During the ’30s, ’40s and ’50s, the Museum Association not only staffed the museum, but also had its members lead tours of the area, hosted lectures and educational programs and put on one of the valley’s most anticipated and well-attended annual fundraising dinners.
The 1960s saw some significant changes to the operation of the museum and the association.
First, in 1962, the county agreed to pay $6,000 for about 300 Paiute-Shoshone baskets from the collection of Rose Black of Big Pine. The collection was put in cases and put on display in the courthouse museum in about 1964. The baskets have remained one of the museum’s prized exhibits and represent one of the largest collections of Paiute-Shoshone-Panamint basketry in the country. The collection helped fulfill the founders’ wishes to preserve the region’s “Indian culture.”
Walter Dow, who was quite elderly at the time, pledged to pay for the long-awaited and much-needed museum building in 1966. Dow, along with his wife Maude, built and ran the Dow Villa Motel in Lone Pine, the Winnedumah Motel in Independence and Glacier Lodge, above Big Pine, in addition to running a ranch outside of Lone Pine and being instrumental in brining the herd of Tule elk to the Owens Valley.
According to Klusmire, construction moved quickly on the building located on a parcel of land leased from the Los Angeles Department of Water and Power at the western edge of Independence. The building was completed in 1967, and formally dedicated in April 1968, exactly 40 years after the creation of the Eastern California Museum Association. By August 1968, the Association and Inyo County had come to an agreement that had the county take over the care and cost of operating the new building, but with the Association still playing a large role in running the facility.
In December of the same year, the yard outside the new building was almost filled up with donations of farm equipment, tractors, wagons, buggies, freight wagons and construction wagons and other equipment used on the Los Angeles Aqueduct. An assortment of large mining artifacts was also added to the collection.
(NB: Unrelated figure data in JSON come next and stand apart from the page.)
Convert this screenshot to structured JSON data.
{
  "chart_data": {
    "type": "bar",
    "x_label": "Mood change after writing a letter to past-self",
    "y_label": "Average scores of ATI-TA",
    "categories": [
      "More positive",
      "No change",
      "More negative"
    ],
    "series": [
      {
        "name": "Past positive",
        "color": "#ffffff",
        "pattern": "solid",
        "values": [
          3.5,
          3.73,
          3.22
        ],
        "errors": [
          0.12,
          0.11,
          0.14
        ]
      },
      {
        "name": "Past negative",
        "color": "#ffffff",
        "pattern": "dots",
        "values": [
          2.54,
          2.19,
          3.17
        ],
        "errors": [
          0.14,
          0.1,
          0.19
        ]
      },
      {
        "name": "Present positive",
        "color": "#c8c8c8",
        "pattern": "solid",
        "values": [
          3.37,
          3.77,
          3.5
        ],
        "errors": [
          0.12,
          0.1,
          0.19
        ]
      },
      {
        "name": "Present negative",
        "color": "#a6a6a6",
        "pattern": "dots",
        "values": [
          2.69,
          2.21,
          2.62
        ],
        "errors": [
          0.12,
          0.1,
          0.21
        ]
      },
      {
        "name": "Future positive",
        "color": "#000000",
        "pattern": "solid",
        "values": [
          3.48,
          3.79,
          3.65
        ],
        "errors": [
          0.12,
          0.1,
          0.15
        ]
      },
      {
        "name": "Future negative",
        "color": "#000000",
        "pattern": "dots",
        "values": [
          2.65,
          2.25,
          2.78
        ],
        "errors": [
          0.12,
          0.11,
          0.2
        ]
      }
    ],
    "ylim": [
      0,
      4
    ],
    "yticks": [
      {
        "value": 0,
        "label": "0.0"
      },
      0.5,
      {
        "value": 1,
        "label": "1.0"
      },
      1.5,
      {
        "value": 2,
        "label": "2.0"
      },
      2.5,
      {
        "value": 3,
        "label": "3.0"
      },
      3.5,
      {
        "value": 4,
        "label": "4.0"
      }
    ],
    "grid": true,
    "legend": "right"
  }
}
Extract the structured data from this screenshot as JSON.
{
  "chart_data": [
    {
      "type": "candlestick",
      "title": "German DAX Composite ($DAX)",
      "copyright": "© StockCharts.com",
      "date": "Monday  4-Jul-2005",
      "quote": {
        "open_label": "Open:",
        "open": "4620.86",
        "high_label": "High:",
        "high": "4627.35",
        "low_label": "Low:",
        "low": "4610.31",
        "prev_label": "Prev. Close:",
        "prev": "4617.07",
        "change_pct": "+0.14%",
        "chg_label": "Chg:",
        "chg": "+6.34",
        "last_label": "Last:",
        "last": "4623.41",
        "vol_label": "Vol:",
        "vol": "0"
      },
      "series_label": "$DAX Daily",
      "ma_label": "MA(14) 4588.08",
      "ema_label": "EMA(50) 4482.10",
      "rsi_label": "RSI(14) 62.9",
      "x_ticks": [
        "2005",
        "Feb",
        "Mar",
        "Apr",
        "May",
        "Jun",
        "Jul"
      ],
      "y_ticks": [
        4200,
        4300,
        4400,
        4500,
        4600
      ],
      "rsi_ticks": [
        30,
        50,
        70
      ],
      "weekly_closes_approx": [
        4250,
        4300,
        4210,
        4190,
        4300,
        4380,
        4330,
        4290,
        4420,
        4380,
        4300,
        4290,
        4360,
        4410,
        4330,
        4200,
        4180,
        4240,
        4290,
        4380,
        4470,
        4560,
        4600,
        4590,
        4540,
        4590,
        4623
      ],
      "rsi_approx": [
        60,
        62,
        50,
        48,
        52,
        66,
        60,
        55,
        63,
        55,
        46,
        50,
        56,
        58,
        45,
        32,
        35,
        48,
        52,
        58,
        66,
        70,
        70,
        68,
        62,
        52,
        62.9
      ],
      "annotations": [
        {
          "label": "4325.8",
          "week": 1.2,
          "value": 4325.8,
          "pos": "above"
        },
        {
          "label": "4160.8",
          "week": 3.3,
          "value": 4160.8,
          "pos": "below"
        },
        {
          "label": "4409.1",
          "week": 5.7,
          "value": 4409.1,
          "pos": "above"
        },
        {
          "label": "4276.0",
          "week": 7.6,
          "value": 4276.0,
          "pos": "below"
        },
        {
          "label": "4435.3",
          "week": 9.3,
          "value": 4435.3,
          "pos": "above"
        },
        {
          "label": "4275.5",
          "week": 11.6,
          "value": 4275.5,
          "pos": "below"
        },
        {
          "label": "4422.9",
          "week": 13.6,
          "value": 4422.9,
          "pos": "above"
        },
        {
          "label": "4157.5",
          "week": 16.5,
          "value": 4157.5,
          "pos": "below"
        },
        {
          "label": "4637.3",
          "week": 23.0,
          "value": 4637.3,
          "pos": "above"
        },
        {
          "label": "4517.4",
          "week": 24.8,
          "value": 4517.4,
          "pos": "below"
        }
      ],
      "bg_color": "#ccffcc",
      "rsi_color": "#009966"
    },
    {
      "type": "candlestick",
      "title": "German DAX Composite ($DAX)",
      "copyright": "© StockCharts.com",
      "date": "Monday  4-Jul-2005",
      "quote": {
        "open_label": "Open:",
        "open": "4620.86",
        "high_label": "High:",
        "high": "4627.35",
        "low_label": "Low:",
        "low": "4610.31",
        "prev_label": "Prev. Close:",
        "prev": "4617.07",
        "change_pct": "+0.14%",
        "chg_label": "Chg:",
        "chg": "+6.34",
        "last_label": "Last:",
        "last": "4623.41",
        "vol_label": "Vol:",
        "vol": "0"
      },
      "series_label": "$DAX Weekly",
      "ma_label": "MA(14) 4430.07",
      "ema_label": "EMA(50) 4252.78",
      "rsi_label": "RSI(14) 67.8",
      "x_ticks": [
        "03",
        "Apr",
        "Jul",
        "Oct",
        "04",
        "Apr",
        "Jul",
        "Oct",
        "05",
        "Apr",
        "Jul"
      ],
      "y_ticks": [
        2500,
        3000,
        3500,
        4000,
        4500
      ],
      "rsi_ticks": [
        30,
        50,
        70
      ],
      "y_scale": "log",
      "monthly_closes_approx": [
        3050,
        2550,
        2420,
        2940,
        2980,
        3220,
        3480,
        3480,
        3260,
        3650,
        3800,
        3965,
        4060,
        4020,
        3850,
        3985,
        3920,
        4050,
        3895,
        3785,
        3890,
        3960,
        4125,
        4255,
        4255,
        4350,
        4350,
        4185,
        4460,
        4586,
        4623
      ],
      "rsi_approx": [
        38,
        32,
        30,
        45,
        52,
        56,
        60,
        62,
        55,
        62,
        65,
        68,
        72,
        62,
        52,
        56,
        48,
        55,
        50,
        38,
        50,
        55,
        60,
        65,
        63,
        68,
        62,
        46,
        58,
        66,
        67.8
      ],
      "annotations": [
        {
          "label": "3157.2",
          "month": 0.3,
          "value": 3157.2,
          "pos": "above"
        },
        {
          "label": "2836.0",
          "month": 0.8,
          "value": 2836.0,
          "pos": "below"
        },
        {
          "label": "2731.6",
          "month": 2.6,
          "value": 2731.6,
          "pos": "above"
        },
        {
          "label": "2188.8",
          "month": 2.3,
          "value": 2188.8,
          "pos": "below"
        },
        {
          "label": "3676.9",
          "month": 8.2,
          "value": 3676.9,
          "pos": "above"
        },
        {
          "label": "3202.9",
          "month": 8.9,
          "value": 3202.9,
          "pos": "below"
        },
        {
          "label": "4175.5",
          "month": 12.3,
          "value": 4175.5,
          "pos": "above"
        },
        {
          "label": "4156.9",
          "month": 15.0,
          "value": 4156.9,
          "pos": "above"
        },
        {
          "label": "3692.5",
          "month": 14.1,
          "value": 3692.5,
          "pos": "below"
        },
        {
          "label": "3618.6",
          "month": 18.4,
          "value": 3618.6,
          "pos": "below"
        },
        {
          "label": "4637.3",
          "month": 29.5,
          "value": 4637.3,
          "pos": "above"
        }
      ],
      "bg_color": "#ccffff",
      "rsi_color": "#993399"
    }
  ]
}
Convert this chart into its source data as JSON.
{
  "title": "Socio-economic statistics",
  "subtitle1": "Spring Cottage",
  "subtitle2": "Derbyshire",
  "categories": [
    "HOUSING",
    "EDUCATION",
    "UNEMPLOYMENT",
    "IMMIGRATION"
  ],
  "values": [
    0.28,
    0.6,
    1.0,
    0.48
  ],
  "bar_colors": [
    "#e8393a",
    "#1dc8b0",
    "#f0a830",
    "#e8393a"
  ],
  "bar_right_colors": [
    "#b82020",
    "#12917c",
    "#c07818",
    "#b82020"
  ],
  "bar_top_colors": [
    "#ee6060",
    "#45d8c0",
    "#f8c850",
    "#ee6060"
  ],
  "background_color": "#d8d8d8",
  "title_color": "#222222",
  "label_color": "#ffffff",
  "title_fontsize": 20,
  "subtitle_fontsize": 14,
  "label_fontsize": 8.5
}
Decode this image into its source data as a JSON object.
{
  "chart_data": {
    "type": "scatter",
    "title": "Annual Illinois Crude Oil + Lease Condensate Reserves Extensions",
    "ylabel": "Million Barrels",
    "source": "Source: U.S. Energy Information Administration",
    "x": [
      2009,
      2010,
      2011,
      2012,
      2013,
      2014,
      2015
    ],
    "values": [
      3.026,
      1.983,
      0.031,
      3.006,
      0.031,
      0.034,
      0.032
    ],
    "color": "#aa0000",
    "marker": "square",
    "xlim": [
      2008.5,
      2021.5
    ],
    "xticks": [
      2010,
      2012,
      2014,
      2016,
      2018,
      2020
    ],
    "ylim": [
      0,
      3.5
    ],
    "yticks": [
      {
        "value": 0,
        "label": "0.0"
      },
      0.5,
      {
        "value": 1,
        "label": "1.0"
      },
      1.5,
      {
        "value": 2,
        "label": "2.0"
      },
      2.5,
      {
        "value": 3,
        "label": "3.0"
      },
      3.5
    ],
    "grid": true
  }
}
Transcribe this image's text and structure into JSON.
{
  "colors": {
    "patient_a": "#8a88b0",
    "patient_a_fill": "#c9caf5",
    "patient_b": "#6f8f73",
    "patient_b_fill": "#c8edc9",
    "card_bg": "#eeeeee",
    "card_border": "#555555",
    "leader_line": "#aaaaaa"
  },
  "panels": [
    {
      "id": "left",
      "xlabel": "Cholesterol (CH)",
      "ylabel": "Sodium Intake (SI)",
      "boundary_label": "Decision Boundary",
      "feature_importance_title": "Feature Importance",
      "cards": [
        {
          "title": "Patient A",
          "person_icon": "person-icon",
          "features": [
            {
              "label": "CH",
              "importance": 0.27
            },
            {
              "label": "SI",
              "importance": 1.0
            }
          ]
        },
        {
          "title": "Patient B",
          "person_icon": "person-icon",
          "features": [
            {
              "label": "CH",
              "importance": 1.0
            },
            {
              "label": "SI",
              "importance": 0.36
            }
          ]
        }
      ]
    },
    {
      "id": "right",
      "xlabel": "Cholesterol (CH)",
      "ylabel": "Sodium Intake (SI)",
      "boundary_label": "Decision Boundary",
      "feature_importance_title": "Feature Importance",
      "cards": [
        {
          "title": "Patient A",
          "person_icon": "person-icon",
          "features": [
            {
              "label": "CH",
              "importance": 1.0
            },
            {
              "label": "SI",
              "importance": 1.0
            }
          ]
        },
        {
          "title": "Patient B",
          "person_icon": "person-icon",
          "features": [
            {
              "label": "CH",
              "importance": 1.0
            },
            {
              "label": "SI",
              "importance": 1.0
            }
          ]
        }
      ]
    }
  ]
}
About 20 years later, work started on a new museum wing and bookstore. In 1997, the county contributed $150,000 to the project, which was matched by more than $100,000 in donations, raised mostly through the Friends of the Eastern California Museum, the volunteer group that had assumed the role of the former Museum Association under a new name. In 1999, the new wing and bookstore was completed. Volunteers then built Pioneer Village, consisting of Western-style buildings on the museum grounds, and also installed the Mary DeDecker Native Plant Garden. The next improvement project headed up by the Friends of the Eastern California Museum is the Jane Bright Memorial Rock and Mineral Garden.
Klusmire noted that seems to be a lot of history, but said it only scratches the surface of the 80 years of dedication Inyo County residents and businesses have devoted to preserving their collective past.
“This Saturday’s birthday fete is an opportunity to enjoy the fruits of the labor of those who have laid the solid foundation for the preservation of the region’s history,” he said, “and celebrate the foresight and wisdom of that group of concerned young men who, 80 years ago, thought time was moving a bit too fast, and took steps to help the community keep the present in perspective by remembering and preserving the past.”